Pecadores é um filme milagroso. Conseguiu intercalar uma narrativa intrinsecamente original com a mitologia de uma espécie obscura, tudo isso enquanto fala de ancestralidade, memória e conquista todas as demografias da audiência. Depois de estabelecer-se como um bom contador de narrativas consolidadas, Ryan Coogler chega ao apogeu criativo apostando nas próprias ideias.
Para o cineasta que reinventou a clássica tragédia pugilista de Rocky Balboa na figura de Apollo Creed e depois usou a máquina Marvel para encenar os dramas de MLK e Malcolm X em Pantera Negra, Coogler decanta a negritude e a origem do blues numa região desértica de esperanças e prosperidade.

O jovem Sammy (Miles Caton), apelidado de Pastorzinho, enfrenta a posição religiosa do pai como impeditivo para seguir a tão sonhada carreira musical; portanto, a chegada dos primos distantes, os gêmeos Fumaça e Fuligem, muda o panorama do garoto. Com eles, o céu será rasgado e as circunstâncias rotineiras na plantação nunca mais serão as mesmas.
Coogler escala, mais uma vez, o time que caminha junto dele desde os tempos de Fruitvale Station e em diante. O colega de faculdade Ludwig Göransson vibra cada nota musical e estuda as partituras ao lado de artistas dos mais diversos calibres e instrumentos. A diretora de fotografia Autumn Durald Arkapaw dobra e dilata os horizontes, filmando com lentes desafiadoras e capturando, em longas tomadas, o frenesi que a Música desperta.

Pois Pecadores é um musical, além de ser um drama histórico e uma história de amor e tragédia. De volta após anos trabalhando para Al Capone e burlando a Lei Seca, os gêmeos, em performance espelhada de Michael B. Jordan, coletam amizades e rixas antes de chegarem ao inevitável centro do palco: um armazém que duplicará suas funcções e servirá de bar com canções ao vivo e muita bebida para os negros da região.
Daí, o elenco de amplitude e comoção serve aos propósitos de Coogler, que escreve o roteiro sozinho, e coloca a “esquecida” história dos imigrantes chineses no Oeste americano em foco nas interpretações de Li Jun Li e Yao.

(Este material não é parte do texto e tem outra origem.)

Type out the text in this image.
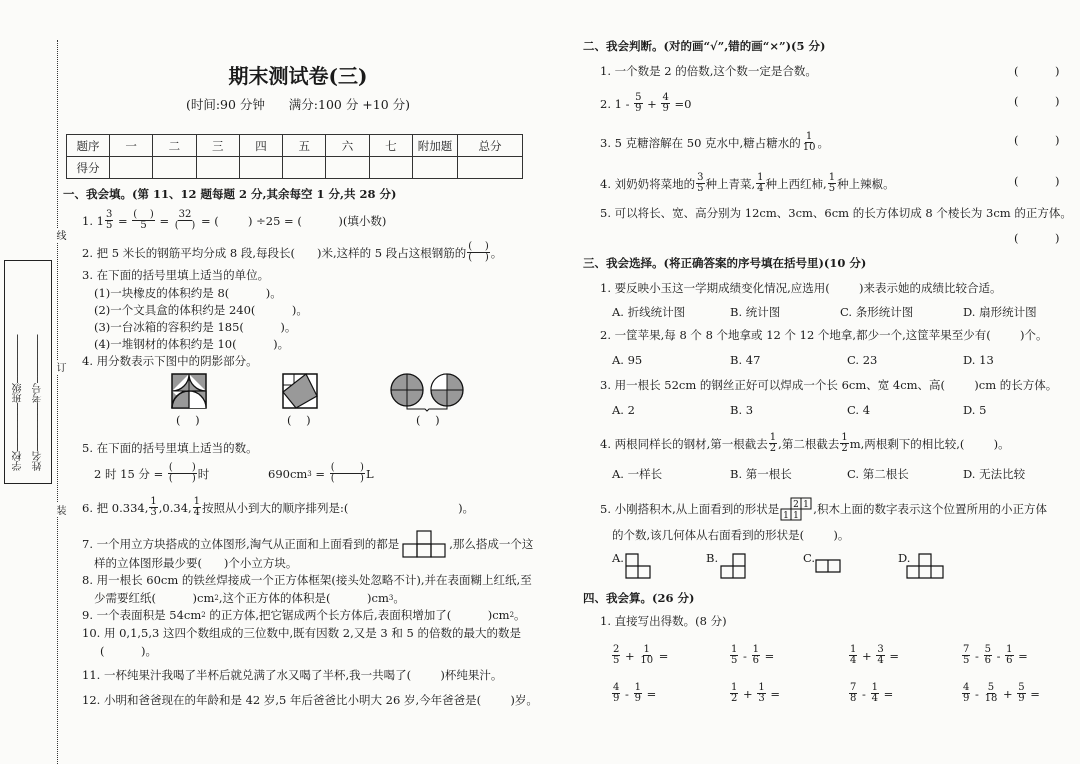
线
订
装
学校────────班级────────
姓名────────考号────────
期末测试卷(三)
(时间:90 分钟      满分:100 分 +10 分)
题序	一	二	三	四	五	六	七	附加题	总分
得分									
一、我会填。(第 11、12 题每题 2 分,其余每空 1 分,共 28 分)
1. $1 \frac{3}{5}$ = (    )
5 = 32
(    ) = (        ) ÷25 = (          )(填小数)
2. 把 5 米长的钢筋平均分成 8 段,每段长(      )米,这样的 5 段占这根钢筋的 (    )
(    ) 。
3. 在下面的括号里填上适当的单位。
(1)一块橡皮的体积约是 8(          )。
(2)一个文具盒的体积约是 240(          )。
(3)一台冰箱的容积约是 185(          )。
(4)一堆钢材的体积约是 10(          )。
4. 用分数表示下图中的阴影部分。
(    )	(    )	(    )
5. 在下面的括号里填上适当的数。
2 时 15 分 = (      )
(      ) 时	690cm 3 = (        )
(        ) L
6. 把 0.334, $\frac{1}{3} ,0.34$, $\frac{1}{4}$ 按照从小到大的顺序排列是:(                              )。
7. 一个用立方块搭成的立体图形,淘气从正面和上面看到的都是	,那么搭成一个这
样的立体图形最少要(      )个小立方块。
8. 用一根长 60cm 的铁丝焊接成一个正方体框架(接头处忽略不计),并在表面糊上红纸,至
少需要红纸(          )cm 2 ,这个正方体的体积是(          )cm 3 。
9. 一个表面积是 54cm 2 的正方体,把它锯成两个长方体后,表面积增加了(          )cm 2 。
10. 用 0,1,5,3 这四个数组成的三位数中,既有因数 2,又是 3 和 5 的倍数的最大的数是
(          )。
11. 一杯纯果汁我喝了半杯后就兑满了水又喝了半杯,我一共喝了(        )杯纯果汁。
12. 小明和爸爸现在的年龄和是 42 岁,5 年后爸爸比小明大 26 岁,今年爸爸是(        )岁。
二、我会判断。(对的画“√”,错的画“×”)(5 分)
1. 一个数是 2 的倍数,这个数一定是合数。
2. $1 - \frac{5}{9} + \frac{4}{9} =0$
3. 5 克糖溶解在 50 克水中,糖占糖水的 $\frac{1}{10}$ 。
4. 刘奶奶将菜地的 $\frac{3}{5}$ 种上青菜, $\frac{1}{4}$ 种上西红柿, $\frac{1}{5}$ 种上辣椒。
5. 可以将长、宽、高分别为 12cm、3cm、6cm 的长方体切成 8 个棱长为 3cm 的正方体。
(          )
(          )
(          )
(          )
(          )
三、我会选择。(将正确答案的序号填在括号里)(10 分)
1. 要反映小玉这一学期成绩变化情况,应选用(        )来表示她的成绩比较合适。
A. 折线统计图	B. 统计图	C. 条形统计图	D. 扇形统计图
2. 一筐苹果,每 8 个 8 个地拿或 12 个 12 个地拿,都少一个,这筐苹果至少有(        )个。
A. 95	B. 47	C. 23	D. 13
3. 用一根长 52cm 的钢丝正好可以焊成一个长 6cm、宽 4cm、高(        )cm 的长方体。
A. 2	B. 3	C. 4	D. 5
4. 两根同样长的钢材,第一根截去 $\frac{1}{2}$ ,第二根截去 $\frac{1}{2} m$,两根剩下的相比较,(        )。
A. 一样长	B. 第一根长	C. 第二根长	D. 无法比较
5. 小刚搭积木,从上面看到的形状是 2 1
1 1 ,积木上面的数字表示这个位置所用的小正方体
的个数,该几何体从右面看到的形状是(        )。
A.	B.	C.	D.
四、我会算。(26 分)
1. 直接写出得数。(8 分)
$\frac{2}{5} + \frac{1}{10}$ =	$\frac{1}{5} - \frac{1}{6}$ =	$\frac{1}{4} + \frac{3}{4}$ =	$\frac{7}{5} - \frac{5}{6} - \frac{1}{6}$ =
$\frac{4}{9} - \frac{1}{9}$ =	$\frac{1}{2} + \frac{1}{3}$ =	$\frac{7}{8} - \frac{1}{4}$ =	$\frac{4}{9} - \frac{5}{18} + \frac{5}{9}$ =
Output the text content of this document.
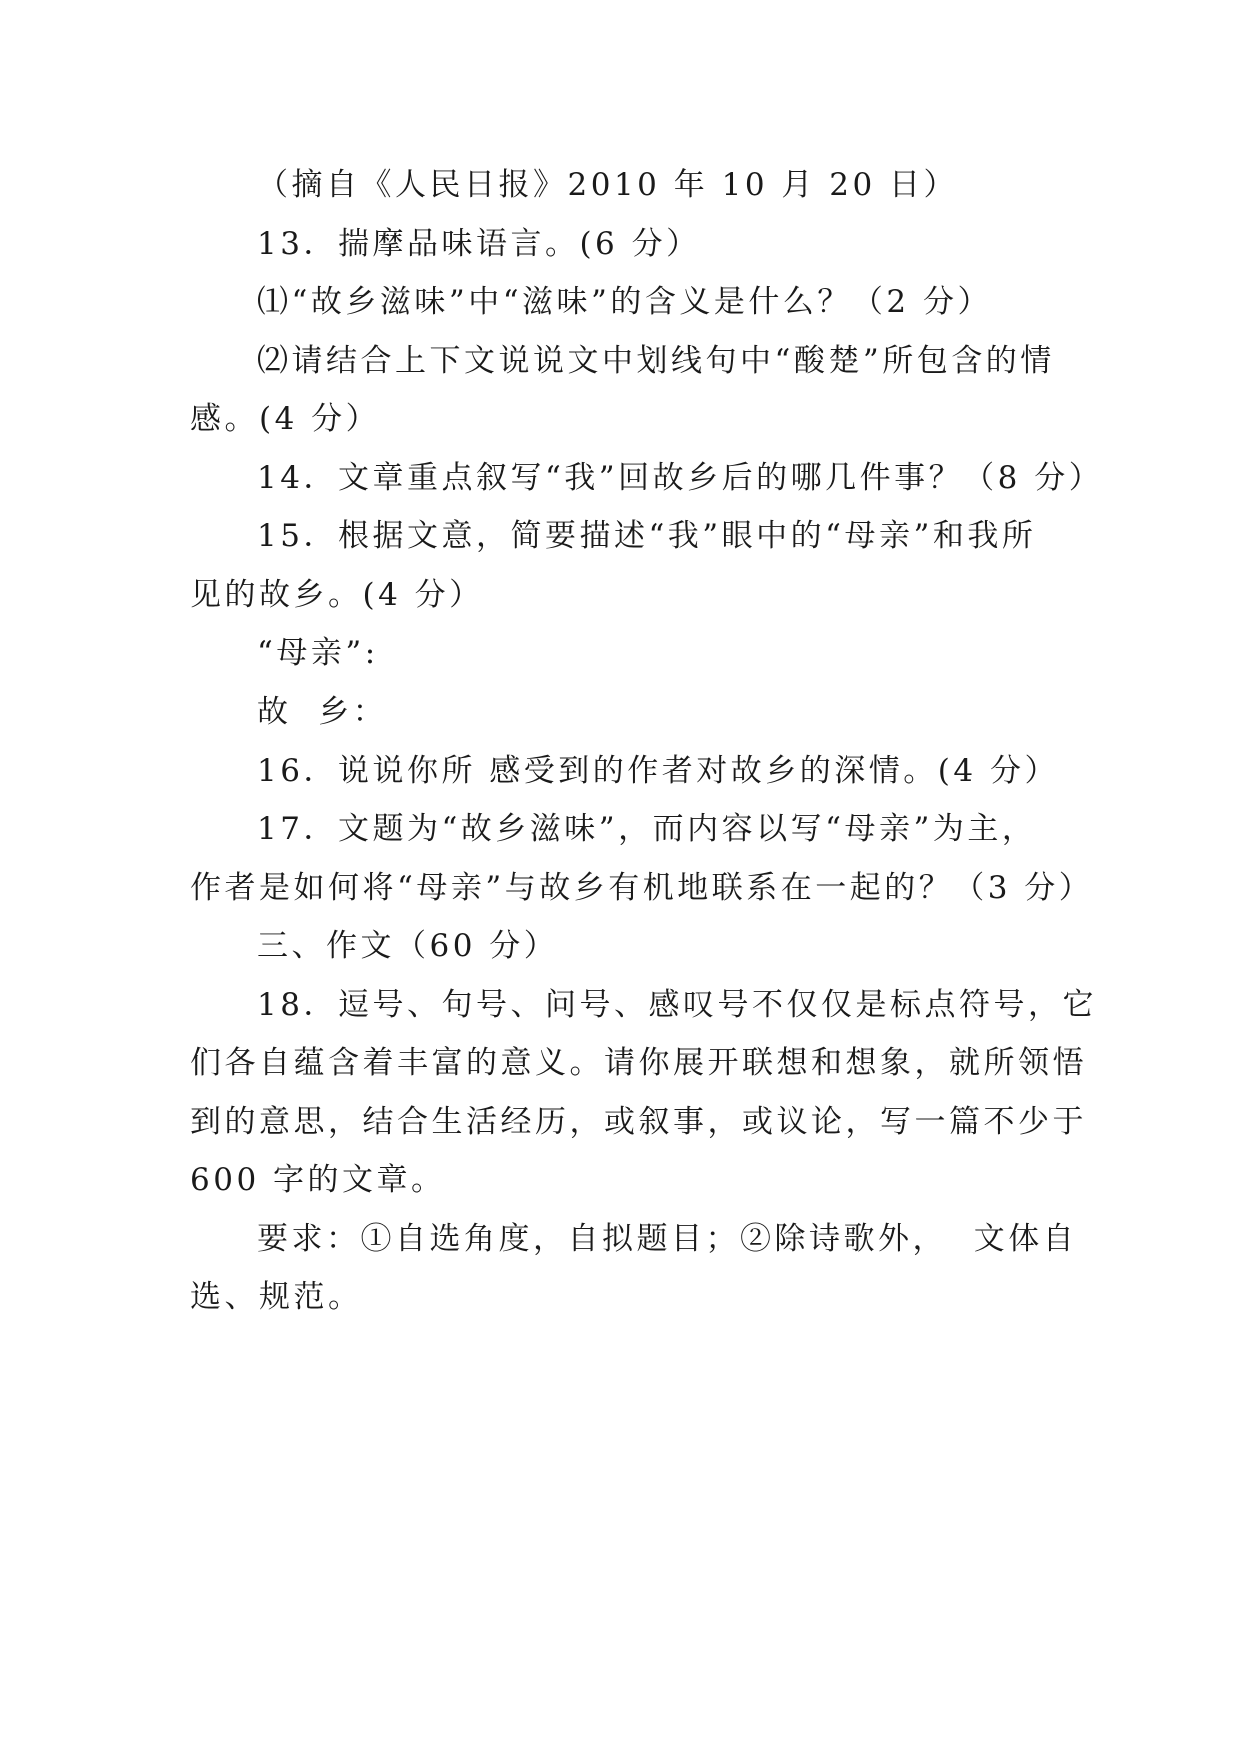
（摘自《人民日报》2010 年 10 月 20 日）
13．揣摩品味语言。(6 分）
⑴“故乡滋味”中“滋味”的含义是什么？（2 分）
⑵请结合上下文说说文中划线句中“酸楚”所包含的情
感。(4 分）
14．文章重点叙写“我”回故乡后的哪几件事？（8 分）
15．根据文意，简要描述“我”眼中的“母亲”和我所
见的故乡。(4 分）
“母亲”:
故  乡：
16．说说你所 感受到的作者对故乡的深情。(4 分）
17．文题为“故乡滋味”，而内容以写“母亲”为主，
作者是如何将“母亲”与故乡有机地联系在一起的？（3 分）
三、作文（60 分）
18．逗号、句号、问号、感叹号不仅仅是标点符号，它
们各自蕴含着丰富的意义。请你展开联想和想象，就所领悟
到的意思，结合生活经历，或叙事，或议论，写一篇不少于
600 字的文章。
要求：①自选角度，自拟题目；②除诗歌外，  文体自
选、规范。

Também resgata as origens birraciais de Hailee Steinfeld; sua Mary é um lembrete ardente de tudo que um dos gêmeos perdeu quando buscou a liberdade e a emancipação. A parcela restante é preenchida por Wunmi Mosaku, uma mulher de crenças e superstições – e alguém essencial para quando Pecadores virar a chave e brindar o terror com mãos ao alto.

Ao melhor estilo do Cinema pulp que Coogler buscou homenagear, o filme brinca com a expectativa da audiência, e não fossem as revelações dos diversos trailers, a sede de sangue explicitada pelos lábios molhados e olhos vermelhos do irlandês Remmick (Jack O’Connell), ninguém saberia que esta trata-se de uma saga vampiresca. Lembra do choque que Robert Rodriguez provocou no vulgar e irresistível Um Drink no Inferno? Adicione isso ao mix.
Devolvendo o protagonismo negro nas histórias de formação da Música e da mitologia vampiresca, que data dos anos 1810 e veio antes de Bram Stoker, natural da mesma Irlanda que o vilão do filme, desatasse a escrever sobre Drácula e Jonathan Harker. Na mitologia de Pecadores, os monstros compartilham a aversão ao solar, ao sagrado e ao alho. Além, óbvio, de temerem uma afiada estaca de madeira.

A abertura, que se concentra em flashes proféticos de Sammy ensanguentado perante o altar da Igreja, também apresenta as figuras consideradas sagradas por meio dos sons que produzem, ecoam e emanam. A música é tão forte quanto as presas, e também capaz de dilacerar o véu que mantém íntegro o espaço-tempo universal.
Na sequência da imersão – e do encontro do passado idílico, presente delirante e futuro desacelerado -, o filme saúda figuras, instrumentos, barulhos e a magia que a comunidade negra produz desde que o mundo é mundo. A câmera passeia por violões, caixas de som, mesas de DJ e pela guitarra que Sammie arranha como intervenção divina. É poderoso ao ponto de invadir o espaço fora das telas, com o trabalho de Edição e Mixagem de Som roubando o protagonismo e correndo com ele por aí.

É lisérgico e extraterrestre, seguindo à linha todas as demais áreas de Pecadores, um filme que acumula recordes por parte da crítica, das audiências e da demanda monstruosa, e muitíssimo bem-vinda. Burburinhos iniciais de uma campanha na vindoura temporada de premiações passaram de rumor para possibilidade palpável, provando que, independente de gênero ou estilo, filmes fantásticos sobrevivem a alguns meses de falatório e aclamação para, então, consagrar-se campeões.